11. Discuss the importance of endings in creating the meaning of European novels.


12. Could it be argued that the most apparently non-realist novels we have read on the course (such as Frankenstein, Ulysses, Orlando) can in fact be perceived as realistic in their interpretation?

(You may instead consider the inverse of this and take up the proposition that some Realist novels can be perceived as Romantic/Gothic/Modernist in their interpretation).


13. The course has covered fiction spanning two centuries and eight countries.

Either:

a)critically compare a European novel published prior to 1900 with one published after that date, commenting on their similarities as well as their differences.

Or:

b) write a comparative analysis of at least two novels from different countries, commenting on their similarities as well as their differences.

Or:

c) make a case for the inclusion of a novel not on the syllabus. Your novel must be European and from the period 1650-1950. You must critically compare it with at least one text we have studied on the course.
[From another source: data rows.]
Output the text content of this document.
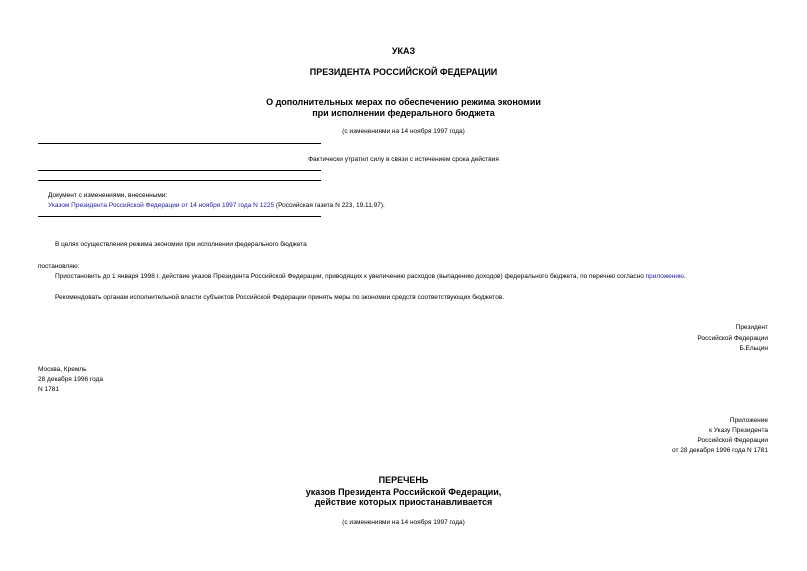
УКАЗ
ПРЕЗИДЕНТА РОССИЙСКОЙ ФЕДЕРАЦИИ
О дополнительных мерах по обеспечению режима экономии
при исполнении федерального бюджета
(с изменениями на 14 ноября 1997 года)
Фактически утратил силу в связи с истечением срока действия
Документ с изменениями, внесенными:
Указом Президента Российской Федерации от 14 ноября 1997 года N 1225 (Российская газета N 223, 19.11.97).
В целях осуществления режима экономии при исполнении федерального бюджета
постановляю:
Приостановить до 1 января 1998 г. действие указов Президента Российской Федерации, приводящих к увеличению расходов (выпадению доходов) федерального бюджета, по перечню согласно приложению.
Рекомендовать органам исполнительной власти субъектов Российской Федерации принять меры по экономии средств соответствующих бюджетов.
Президент
Российской Федерации
Б.Ельцин
Москва, Кремль
28 декабря 1996 года
N 1781
Приложение
к Указу Президента
Российской Федерации
от 28 декабря 1996 года N 1781
ПЕРЕЧЕНЬ
указов Президента Российской Федерации,
действие которых приостанавливается
(с изменениями на 14 ноября 1997 года)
14. Why is reading (or perhaps more importantly, misreading) a feature of almost all of the texts we have studied?


15. It has been said that in order to understand the dynamics of the novel it is necessary ‘to follow the money’. In what ways and to what extent do you find this a useful notion?


16. ‘Politics in the novel is like a pistol-shot at the opera’ (Stendhal). Discuss the political dimension of any two novels in which you find its presence significant for an understanding of the text.